Scrutiny of bill and human rights implications

1.39      The Scrutiny of Bills Committee reviewed the bill in the Scrutiny Digest 2 of 2018 and identified some concerns regarding the bill.

1.40      That committee was concerned that regulations foreshadowed in Schedule 1 would:

...confer a broad power on ASIC to determine when particular exemptions apply. The committee is concerned that, while the explanatory memorandum provides some guidance when ASIC's powers would be exercised, this guidance is not reflected on the face of the bill.[33]

1.41      Similarly, that committee was also concerned that decisions made under the regulations would be disallowable instruments:

The committee is therefore concerned that proposed paragraphs 926B(5) and 110(4) would permit ASIC to make relatively significant decisions relating to the application of exemptions without subjecting those decisions to appropriate levels of parliamentary scrutiny.[34]

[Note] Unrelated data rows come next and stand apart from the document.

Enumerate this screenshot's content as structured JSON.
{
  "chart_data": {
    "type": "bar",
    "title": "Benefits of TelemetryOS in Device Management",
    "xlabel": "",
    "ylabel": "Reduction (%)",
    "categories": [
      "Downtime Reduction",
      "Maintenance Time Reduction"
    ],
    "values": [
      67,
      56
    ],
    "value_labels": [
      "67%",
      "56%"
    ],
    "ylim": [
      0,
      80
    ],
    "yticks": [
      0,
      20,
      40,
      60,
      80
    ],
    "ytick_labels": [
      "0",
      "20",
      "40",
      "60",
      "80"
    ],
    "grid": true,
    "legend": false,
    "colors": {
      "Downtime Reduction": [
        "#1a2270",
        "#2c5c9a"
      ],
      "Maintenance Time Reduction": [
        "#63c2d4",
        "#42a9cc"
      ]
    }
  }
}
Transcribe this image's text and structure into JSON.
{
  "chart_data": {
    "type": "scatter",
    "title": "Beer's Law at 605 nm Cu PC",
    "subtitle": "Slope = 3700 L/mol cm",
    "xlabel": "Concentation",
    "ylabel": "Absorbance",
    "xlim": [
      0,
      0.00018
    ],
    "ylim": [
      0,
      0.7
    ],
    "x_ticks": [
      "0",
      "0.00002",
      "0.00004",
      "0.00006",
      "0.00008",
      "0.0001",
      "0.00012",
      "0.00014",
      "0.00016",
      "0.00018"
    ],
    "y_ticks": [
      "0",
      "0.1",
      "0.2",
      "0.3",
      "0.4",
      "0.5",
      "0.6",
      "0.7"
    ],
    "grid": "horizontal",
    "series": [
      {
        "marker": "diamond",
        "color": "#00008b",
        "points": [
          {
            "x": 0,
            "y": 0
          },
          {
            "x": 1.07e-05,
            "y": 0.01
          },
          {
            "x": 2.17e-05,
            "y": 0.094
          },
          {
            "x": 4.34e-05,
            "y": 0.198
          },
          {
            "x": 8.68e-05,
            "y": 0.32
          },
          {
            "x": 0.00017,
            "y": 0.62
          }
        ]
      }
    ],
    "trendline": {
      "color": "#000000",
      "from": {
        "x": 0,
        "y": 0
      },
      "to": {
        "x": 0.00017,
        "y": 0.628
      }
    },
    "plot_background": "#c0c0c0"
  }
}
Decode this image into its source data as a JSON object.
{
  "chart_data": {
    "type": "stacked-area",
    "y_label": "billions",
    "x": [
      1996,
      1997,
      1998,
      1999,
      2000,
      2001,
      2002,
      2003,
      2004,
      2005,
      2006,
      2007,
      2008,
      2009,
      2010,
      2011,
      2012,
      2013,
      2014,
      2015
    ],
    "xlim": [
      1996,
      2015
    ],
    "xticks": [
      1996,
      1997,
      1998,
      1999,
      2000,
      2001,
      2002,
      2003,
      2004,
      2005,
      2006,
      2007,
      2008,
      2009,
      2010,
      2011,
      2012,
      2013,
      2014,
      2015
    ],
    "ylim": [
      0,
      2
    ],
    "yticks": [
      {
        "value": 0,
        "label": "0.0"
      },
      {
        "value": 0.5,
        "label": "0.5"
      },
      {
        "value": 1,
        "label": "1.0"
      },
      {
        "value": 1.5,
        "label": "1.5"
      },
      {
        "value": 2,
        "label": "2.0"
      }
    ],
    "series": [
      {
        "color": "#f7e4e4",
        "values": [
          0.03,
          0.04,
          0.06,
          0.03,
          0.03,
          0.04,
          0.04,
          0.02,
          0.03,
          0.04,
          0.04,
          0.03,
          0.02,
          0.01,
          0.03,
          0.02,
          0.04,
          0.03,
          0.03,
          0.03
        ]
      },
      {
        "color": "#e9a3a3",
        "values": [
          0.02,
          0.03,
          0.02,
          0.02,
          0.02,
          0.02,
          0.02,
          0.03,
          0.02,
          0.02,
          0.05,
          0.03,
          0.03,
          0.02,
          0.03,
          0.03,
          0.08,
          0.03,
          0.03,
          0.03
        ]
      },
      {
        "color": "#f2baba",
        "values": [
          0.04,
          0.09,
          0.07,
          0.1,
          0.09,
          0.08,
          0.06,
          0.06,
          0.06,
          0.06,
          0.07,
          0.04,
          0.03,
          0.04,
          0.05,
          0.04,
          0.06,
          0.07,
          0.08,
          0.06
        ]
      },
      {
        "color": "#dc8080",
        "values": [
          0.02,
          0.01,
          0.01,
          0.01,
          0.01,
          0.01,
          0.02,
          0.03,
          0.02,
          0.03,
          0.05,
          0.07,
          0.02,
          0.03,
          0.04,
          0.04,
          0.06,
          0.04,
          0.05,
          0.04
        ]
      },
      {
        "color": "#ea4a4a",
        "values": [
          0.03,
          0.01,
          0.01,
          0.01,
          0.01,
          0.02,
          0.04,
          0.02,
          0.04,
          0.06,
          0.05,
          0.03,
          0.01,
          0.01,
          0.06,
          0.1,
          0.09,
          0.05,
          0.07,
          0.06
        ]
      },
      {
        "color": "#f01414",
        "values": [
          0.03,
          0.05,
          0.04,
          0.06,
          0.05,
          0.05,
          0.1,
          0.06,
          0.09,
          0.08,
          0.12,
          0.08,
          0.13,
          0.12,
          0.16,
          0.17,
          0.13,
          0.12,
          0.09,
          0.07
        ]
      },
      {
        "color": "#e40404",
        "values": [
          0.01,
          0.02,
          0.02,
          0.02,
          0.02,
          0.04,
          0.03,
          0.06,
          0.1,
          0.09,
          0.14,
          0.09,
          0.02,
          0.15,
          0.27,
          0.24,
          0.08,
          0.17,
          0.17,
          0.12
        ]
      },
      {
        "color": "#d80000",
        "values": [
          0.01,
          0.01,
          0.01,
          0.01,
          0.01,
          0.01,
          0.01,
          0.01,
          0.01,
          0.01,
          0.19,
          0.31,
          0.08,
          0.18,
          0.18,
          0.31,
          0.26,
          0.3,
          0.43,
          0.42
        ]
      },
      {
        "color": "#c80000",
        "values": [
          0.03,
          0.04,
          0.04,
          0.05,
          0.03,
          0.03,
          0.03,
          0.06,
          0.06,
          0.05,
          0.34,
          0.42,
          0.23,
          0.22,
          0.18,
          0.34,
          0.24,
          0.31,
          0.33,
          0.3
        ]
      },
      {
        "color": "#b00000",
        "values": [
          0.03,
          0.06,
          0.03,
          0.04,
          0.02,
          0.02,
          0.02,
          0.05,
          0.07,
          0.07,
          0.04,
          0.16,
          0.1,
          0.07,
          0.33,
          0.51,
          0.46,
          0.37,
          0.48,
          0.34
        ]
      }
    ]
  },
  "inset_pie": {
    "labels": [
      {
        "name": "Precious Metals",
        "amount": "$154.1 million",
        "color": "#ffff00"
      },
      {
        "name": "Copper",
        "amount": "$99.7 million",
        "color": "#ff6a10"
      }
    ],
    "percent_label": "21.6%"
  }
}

1.42      In addition, that committee highlighted the retrospective nature of the proposed amendments in Item 18 of Schedule 2:

The committee notes that the explanatory memorandum does not specify whether any person has been, or may be, adversely affected by the retrospective application...It is unclear whether trusts that complied with the law as written (including the omission) could be adversely affected by the retrospective application of the amendments in the present bill.[35]

1.43      In all three instances, that committee requested that the Treasurer provide more detailed advice.

1.44      The Explanatory Memorandum states that the bill is compatible with human rights as it does not raise any human rights issues.[36]